There were 201 patients with baseline quantitative echocardiographic data available, and 187 with follow-up data available 8 +/- 5 months after CRT. A smaller proportion of borderline QRS duration patients (53%) were EF responders compared with 75% with widened QRS (p < 0.05). Interventricular mechanical delay > or =40 ms and opposing wall delay > or =65 ms were predictive of EF response in the wide QRS duration group, but not the borderline QRS duration group. Speckle tracking radial dyssynchrony > or =130 ms, however, was predictive of EF response in both wide QRS interval patients (88% sensitivity, 74% specificity) and borderline QRS interval patients (79% sensitivity, 82% specificity) and associated reverse remodeling with reduction in end-systolic volume (p < 0.0005).
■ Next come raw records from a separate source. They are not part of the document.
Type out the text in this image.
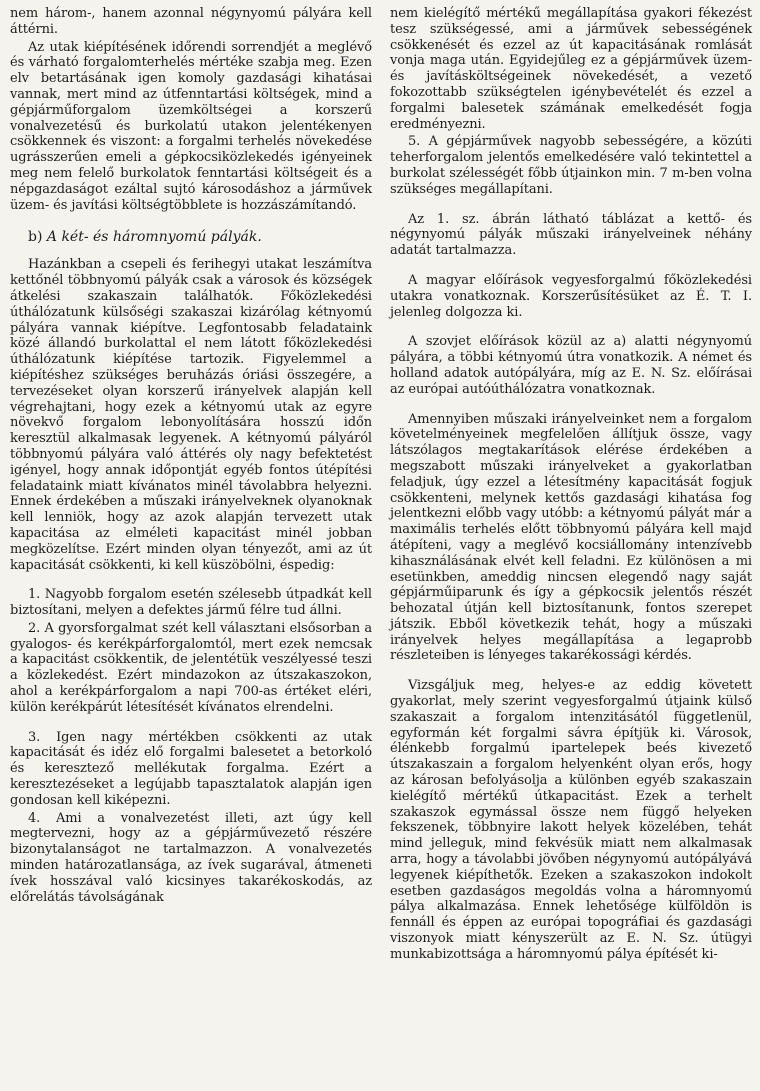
nem három-, hanem azonnal négynyomú pályára kell áttérni.

Az utak kiépítésének időrendi sorrendjét a meglévő és várható forgalomterhelés mértéke szabja meg. Ezen elv betartásának igen komoly gazdasági kihatásai vannak, mert mind az útfenntartási költségek, mind a gépjárműforgalom üzemköltségei a korszerű vonalvezetésű és burkolatú utakon jelentékenyen csökkennek és viszont: a forgalmi terhelés növekedése ugrásszerűen emeli a gépkocsiközlekedés igényeinek meg nem felelő burkolatok fenntartási költségeit és a népgazdaságot ezáltal sujtó károsodáshoz a járművek üzem- és javítási költségtöbblete is hozzászámítandó.

b) A két- és háromnyomú pályák.

Hazánkban a csepeli és ferihegyi utakat leszámítva kettőnél többnyomú pályák csak a városok és községek átkelési szakaszain találhatók. Főközlekedési úthálózatunk külsőségi szakaszai kizárólag kétnyomú pályára vannak kiépítve. Legfontosabb feladataink közé állandó burkolattal el nem látott főközlekedési úthálózatunk kiépítése tartozik. Figyelemmel a kiépítéshez szükséges beruházás óriási összegére, a tervezéseket olyan korszerű irányelvek alapján kell végrehajtani, hogy ezek a kétnyomú utak az egyre növekvő forgalom lebonyolítására hosszú időn keresztül alkalmasak legyenek. A kétnyomú pályáról többnyomú pályára való áttérés oly nagy befektetést igényel, hogy annak időpontját egyéb fontos útépítési feladataink miatt kívánatos minél távolabbra helyezni. Ennek érdekében a műszaki irányelveknek olyanoknak kell lenniök, hogy az azok alapján tervezett utak kapacitása az elméleti kapacitást minél jobban megközelítse. Ezért minden olyan tényezőt, ami az út kapacitását csökkenti, ki kell küszöbölni, éspedig:

1. Nagyobb forgalom esetén szélesebb útpadkát kell biztosítani, melyen a defektes jármű félre tud állni.

2. A gyorsforgalmat szét kell választani elsősorban a gyalogos- és kerékpárforgalomtól, mert ezek nemcsak a kapacitást csökkentik, de jelentétük veszélyessé teszi a közlekedést. Ezért mindazokon az útszakaszokon, ahol a kerékpárforgalom a napi 700-as értéket eléri, külön kerékpárút létesítését kívánatos elrendelni.

3. Igen nagy mértékben csökkenti az utak kapacitását és idéz elő forgalmi balesetet a betorkoló és keresztező mellékutak forgalma. Ezért a keresztezéseket a legújabb tapasztalatok alapján igen gondosan kell kiképezni.

4. Ami a vonalvezetést illeti, azt úgy kell megtervezni, hogy az a gépjárművezető részére bizonytalanságot ne tartalmazzon. A vonalvezetés minden határozatlansága, az ívek sugarával, átmeneti ívek hosszával való kicsinyes takarékoskodás, az előrelátás távolságának

nem kielégítő mértékű megállapítása gyakori fékezést tesz szükségessé, ami a járművek sebességének csökkenését és ezzel az út kapacitásának romlását vonja maga után. Egyidejűleg ez a gépjárművek üzem- és javításköltségeinek növekedését, a vezető fokozottabb szükségtelen igénybevételét és ezzel a forgalmi balesetek számának emelkedését fogja eredményezni.

5. A gépjárművek nagyobb sebességére, a közúti teherforgalom jelentős emelkedésére való tekintettel a burkolat szélességét főbb útjainkon min. 7 m-ben volna szükséges megállapítani.

Az 1. sz. ábrán látható táblázat a kettő- és négynyomú pályák műszaki irányelveinek néhány adatát tartalmazza.

A magyar előírások vegyesforgalmú főközlekedési utakra vonatkoznak. Korszerűsítésüket az É. T. I. jelenleg dolgozza ki.

A szovjet előírások közül az a) alatti négynyomú pályára, a többi kétnyomú útra vonatkozik. A német és holland adatok autópályára, míg az E. N. Sz. előírásai az európai autóúthálózatra vonatkoznak.

Amennyiben műszaki irányelveinket nem a forgalom követelményeinek megfelelően állítjuk össze, vagy látszólagos megtakarítások elérése érdekében a megszabott műszaki irányelveket a gyakorlatban feladjuk, úgy ezzel a létesítmény kapacitását fogjuk csökkenteni, melynek kettős gazdasági kihatása fog jelentkezni előbb vagy utóbb: a kétnyomú pályát már a maximális terhelés előtt többnyomú pályára kell majd átépíteni, vagy a meglévő kocsiállomány intenzívebb kihasználásának elvét kell feladni. Ez különösen a mi esetünkben, ameddig nincsen elegendő nagy saját gépjárműiparunk és így a gépkocsik jelentős részét behozatal útján kell biztosítanunk, fontos szerepet játszik. Ebből következik tehát, hogy a műszaki irányelvek helyes megállapítása a legaprobb részleteiben is lényeges takarékossági kérdés.

Vizsgáljuk meg, helyes-e az eddig követett gyakorlat, mely szerint vegyesforgalmú útjaink külső szakaszait a forgalom intenzitásától függetlenül, egyformán két forgalmi sávra építjük ki. Városok, élénkebb forgalmú ipartelepek beés kivezető útszakaszain a forgalom helyenként olyan erős, hogy az károsan befolyásolja a különben egyéb szakaszain kielégítő mértékű útkapacitást. Ezek a terhelt szakaszok egymással össze nem függő helyeken fekszenek, többnyire lakott helyek közelében, tehát mind jelleguk, mind fekvésük miatt nem alkalmasak arra, hogy a távolabbi jövőben négynyomú autópályává legyenek kiépíthetők. Ezeken a szakaszokon indokolt esetben gazdaságos megoldás volna a háromnyomú pálya alkalmazása. Ennek lehetősége külföldön is fennáll és éppen az európai topográfiai és gazdasági viszonyok miatt kényszerült az E. N. Sz. útügyi munkabizottsága a háromnyomú pálya építését ki-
Radial dyssynchrony by speckle tracking strain was associated with EF and reverse remodeling response to CRT in patients with borderline QRS duration and has the potential to assist with patient selection.
验证超声心动图不同步可帮助选择 QRS 时限处于临界值的患者行心脏再同步治疗(CRT)的假设。
目前,尽管超声心动图不同步不推荐用于选择 QRS 时限增宽的 CRT 患者,但在 QRS 时限处于临界值的患者中其作用尚不明确。
221 例连续心力衰竭患者射血分数(EF)<或=35%,推荐行 CRT,其中 86 例 QRS 时限为 100~130ms(115±8ms),135 例 QRS 时限>130ms(168±26ms)。采用室间机械延迟、组织多普勒成像纵向速度反向壁延迟和斑点追踪径向应变评估间隔至后壁延迟的不同步性。CRT 反应定义为 EF 增加>或=15%,逆重构定义为左室收缩末期容积减少>或=10%。
201 例患者有基线定量超声心动图数据,187 例有 CRT 后 8±5 个月的随访数据。与 QRS 时限增宽的患者(75%)相比,QRS 时限处于临界值的患者(53%)EF 反应比例更小(p<0.05)。QRS 时限增宽组中,室间机械延迟>或=40ms 和反向壁延迟>或=65ms 预测 EF 反应,而 QRS 时限处于临界值组中则不然。然而,斑点追踪径向不同步>或=130ms 预测 QRS 时限增宽患者(88%的敏感性,74%的特异性)和 QRS 时限处于临界值患者(79%的敏感性,82%的特异性)EF 反应及左室收缩末期容积减少的逆重构(p<0.0005)。
斑点追踪应变的径向不同步与 EF 和 CRT 逆重构反应相关,可用于选择 QRS 时限处于临界值的患者。